Obelisk muncul di depan Korrina lalu ia menghantam wajahnya, tetapi Korrina menahan serangan itu menggunakan katana-nya lalu ia mundur dan mengayunkan katana itu ke arah puncak kepala Obelisk. *BAMMM!!!* Obelisk memegang logam katana itu menggunakan telapak tangan kanannya yang terlindungi dengan Ruinous Armor, "Keberuntunganmu habis disini, Korrina." Obelisk memotong logam katana Korrina lalu ia menusuk ujung katana itu tepat di dada Korrina.


ZLASSSHHHH!!!


"Ahhh...!" Korrina membulatkan kedua matanya sehingga mulutnya mulai meneteskan banyak sekali darah, "TIDAAAAAAAAAKKKKKK!!!" Teriak Agfi keras dan Shira langsung merasa terkejut juga melihat Korrina yang tertusuk tepat di dada, sepertinya jantungnya terkena tusukan itu juga, "Tidak ada cara lain..." Ucap Arata karena sepertinya rencana yang baru saja mereka bicarakan gagal karena Korrina telah tertusuk oleh katana-nya sendiri.

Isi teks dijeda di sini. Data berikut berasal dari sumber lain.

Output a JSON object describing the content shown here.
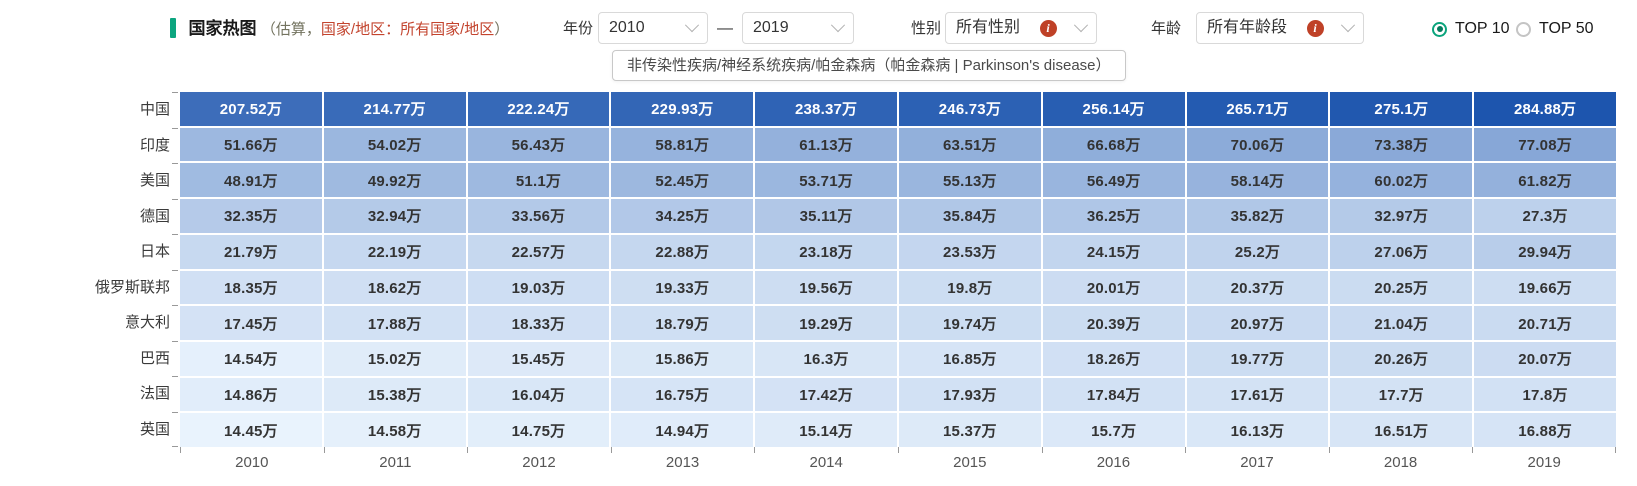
{
  "header": {
    "title": "国家热图",
    "subtitle_prefix": "（估算，",
    "subtitle_highlight": "国家/地区：所有国家/地区",
    "subtitle_suffix": "）"
  },
  "filters": {
    "year": {
      "label": "年份",
      "from": "2010",
      "separator": "—",
      "to": "2019"
    },
    "gender": {
      "label": "性别",
      "value": "所有性别"
    },
    "age": {
      "label": "年龄",
      "value": "所有年龄段"
    }
  },
  "top_filter": {
    "options": [
      {
        "label": "TOP 10",
        "selected": true
      },
      {
        "label": "TOP 50",
        "selected": false
      }
    ]
  },
  "tooltip": {
    "text": "非传染性疾病/神经系统疾病/帕金森病（帕金森病 | Parkinson's disease）"
  },
  "icons": {
    "info": "i"
  },
  "colors": {
    "accent_teal": "#0ca57f",
    "highlight_red": "#c3442e",
    "info_icon_bg": "#bf4127",
    "cell_text_dark": "#333333",
    "cell_text_light": "#ffffff"
  },
  "chart_data": {
    "type": "heatmap",
    "title": "国家热图",
    "x": [
      "2010",
      "2011",
      "2012",
      "2013",
      "2014",
      "2015",
      "2016",
      "2017",
      "2018",
      "2019"
    ],
    "categories": [
      "中国",
      "印度",
      "美国",
      "德国",
      "日本",
      "俄罗斯联邦",
      "意大利",
      "巴西",
      "法国",
      "英国"
    ],
    "unit": "万",
    "values": [
      [
        207.52,
        214.77,
        222.24,
        229.93,
        238.37,
        246.73,
        256.14,
        265.71,
        275.1,
        284.88
      ],
      [
        51.66,
        54.02,
        56.43,
        58.81,
        61.13,
        63.51,
        66.68,
        70.06,
        73.38,
        77.08
      ],
      [
        48.91,
        49.92,
        51.1,
        52.45,
        53.71,
        55.13,
        56.49,
        58.14,
        60.02,
        61.82
      ],
      [
        32.35,
        32.94,
        33.56,
        34.25,
        35.11,
        35.84,
        36.25,
        35.82,
        32.97,
        27.3
      ],
      [
        21.79,
        22.19,
        22.57,
        22.88,
        23.18,
        23.53,
        24.15,
        25.2,
        27.06,
        29.94
      ],
      [
        18.35,
        18.62,
        19.03,
        19.33,
        19.56,
        19.8,
        20.01,
        20.37,
        20.25,
        19.66
      ],
      [
        17.45,
        17.88,
        18.33,
        18.79,
        19.29,
        19.74,
        20.39,
        20.97,
        21.04,
        20.71
      ],
      [
        14.54,
        15.02,
        15.45,
        15.86,
        16.3,
        16.85,
        18.26,
        19.77,
        20.26,
        20.07
      ],
      [
        14.86,
        15.38,
        16.04,
        16.75,
        17.42,
        17.93,
        17.84,
        17.61,
        17.7,
        17.8
      ],
      [
        14.45,
        14.58,
        14.75,
        14.94,
        15.14,
        15.37,
        15.7,
        16.13,
        16.51,
        16.88
      ]
    ],
    "color_scale": {
      "min": 14.45,
      "max": 284.88,
      "min_color": "#e9f3fd",
      "max_color": "#1d55ae",
      "scale": "sqrt"
    },
    "legend_position": "none",
    "grid": false
  }
}
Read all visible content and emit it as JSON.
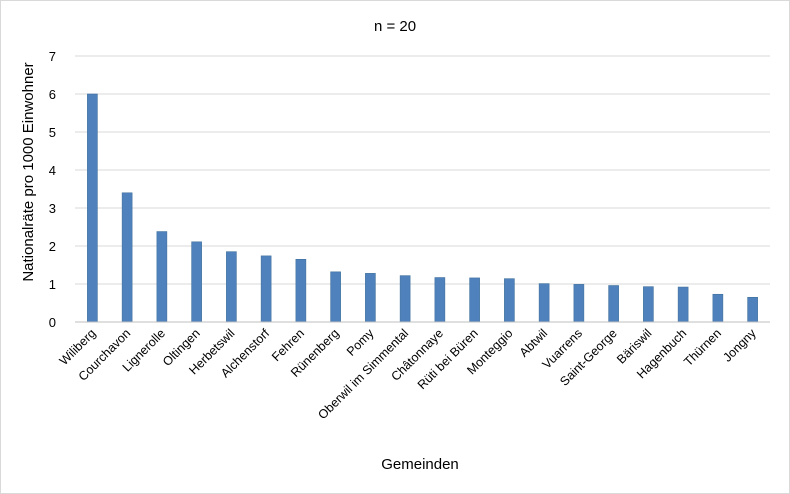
{
  "chart_data": {
    "type": "bar",
    "title": "n = 20",
    "xlabel": "Gemeinden",
    "ylabel": "Nationalräte pro 1000 Einwohner",
    "ylim": [
      0,
      7
    ],
    "yticks": [
      0,
      1,
      2,
      3,
      4,
      5,
      6,
      7
    ],
    "grid": true,
    "bar_color": "#4f81bd",
    "categories": [
      "Wiliberg",
      "Courchavon",
      "Lignerolle",
      "Oltingen",
      "Herbetswil",
      "Alchenstorf",
      "Fehren",
      "Rünenberg",
      "Pomy",
      "Oberwil im Simmental",
      "Châtonnaye",
      "Rüti bei Büren",
      "Monteggio",
      "Abtwil",
      "Vuarrens",
      "Saint-George",
      "Bäriswil",
      "Hagenbuch",
      "Thürnen",
      "Jongny"
    ],
    "values": [
      6.0,
      3.4,
      2.38,
      2.11,
      1.85,
      1.74,
      1.65,
      1.32,
      1.28,
      1.22,
      1.17,
      1.16,
      1.14,
      1.01,
      0.99,
      0.96,
      0.93,
      0.92,
      0.73,
      0.65
    ]
  }
}
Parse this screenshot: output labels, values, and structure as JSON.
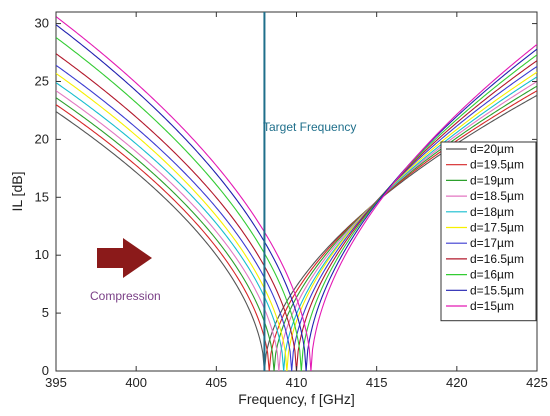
{
  "chart_data": {
    "type": "line",
    "xlabel": "Frequency, f [GHz]",
    "ylabel": "IL [dB]",
    "xlim": [
      395,
      425
    ],
    "ylim": [
      0,
      31
    ],
    "xticks": [
      395,
      400,
      405,
      410,
      415,
      420,
      425
    ],
    "yticks": [
      0,
      5,
      10,
      15,
      20,
      25,
      30
    ],
    "grid": false,
    "legend_position": "right",
    "target_frequency": 408,
    "annotations": {
      "target": {
        "text": "Target Frequency",
        "color": "#1f6f8b"
      },
      "compression": {
        "text": "Compression",
        "color": "#7a3f86",
        "arrow_color": "#8b1a1a"
      }
    },
    "series": [
      {
        "name": "d=20µm",
        "color": "#555555",
        "min_x": 408.0,
        "y_start": 22.4,
        "y_end": 23.8
      },
      {
        "name": "d=19.5µm",
        "color": "#d62728",
        "min_x": 408.3,
        "y_start": 23.0,
        "y_end": 24.2
      },
      {
        "name": "d=19µm",
        "color": "#2ca02c",
        "min_x": 408.6,
        "y_start": 23.6,
        "y_end": 24.6
      },
      {
        "name": "d=18.5µm",
        "color": "#e377c2",
        "min_x": 408.9,
        "y_start": 24.2,
        "y_end": 25.0
      },
      {
        "name": "d=18µm",
        "color": "#17becf",
        "min_x": 409.2,
        "y_start": 24.9,
        "y_end": 25.4
      },
      {
        "name": "d=17.5µm",
        "color": "#f7f000",
        "min_x": 409.4,
        "y_start": 25.7,
        "y_end": 25.8
      },
      {
        "name": "d=17µm",
        "color": "#3b3bd1",
        "min_x": 409.7,
        "y_start": 26.4,
        "y_end": 26.3
      },
      {
        "name": "d=16.5µm",
        "color": "#b2182b",
        "min_x": 410.0,
        "y_start": 27.4,
        "y_end": 26.8
      },
      {
        "name": "d=16µm",
        "color": "#33cc33",
        "min_x": 410.3,
        "y_start": 28.8,
        "y_end": 27.3
      },
      {
        "name": "d=15.5µm",
        "color": "#2020b0",
        "min_x": 410.6,
        "y_start": 29.9,
        "y_end": 27.8
      },
      {
        "name": "d=15µm",
        "color": "#e41ab4",
        "min_x": 410.9,
        "y_start": 30.6,
        "y_end": 28.2
      }
    ]
  }
}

"MAMAAAGGGHHH!!!" Agfi melesat menuju arah Korrina, tetapi Catherine langsung menghentikannya dengan memegang kedua tangannya, "Hentikan! Terlalu bahaya!" Ucap Catherine sehingga Obelisk mulai menciptakan barrier kehancuran di sekitarnya agar tidak ada yang bisa mengganggu mereka, "Aku mendapatkan bonus yang besar karena sudah membunuh istri dari Alvin Ghifari." Obelisk tersenyum.


"Hah... hah... hah...!" Korrina bernafas berat sehingga kedua penglihatannya mulai buram, ia berlutut di depan Obelisk selagi menunjukkan ekspresi yang terlihat sedih karena ia baru saja gagal dan rencana terakhir mereka tidak akan bisa dilaksanakan tanpa Korrina sendiri. Obelisk mulai memegang rambut Korrina, "Alvin sepertinya memilih mortal yang benar-benar kuat dan cantik. Tetapi, kau masih bisa disebut dengan sebutan mortal, sesuatu yang sangat hina dan sangat tidak aku sukai." Ucap Obelisk.


"Ahhh... Hahh... Alvin... Maafkan aku..." Korrina mulai memuntahkan darah yang sangat banyak, Obelisk mundur beberapa langkah lalu ia menunjukk Korrina, "Sampai jumpa... Vanish!" Obelisk menggunakan sihir Vanish sehingga seluruh tubuh Korrina bersinar dan perlahan-lahan mulai terhapus. Partikel-partikel biru muncul di sekitarnya.


"Sampai jumpa... kalian..." Ucap Korrina yang mulai menatap Shira dan yang lainnya.


"TIDAAAAAAAAKKKKKKKKKKK!!!!" Teriak Shira keras.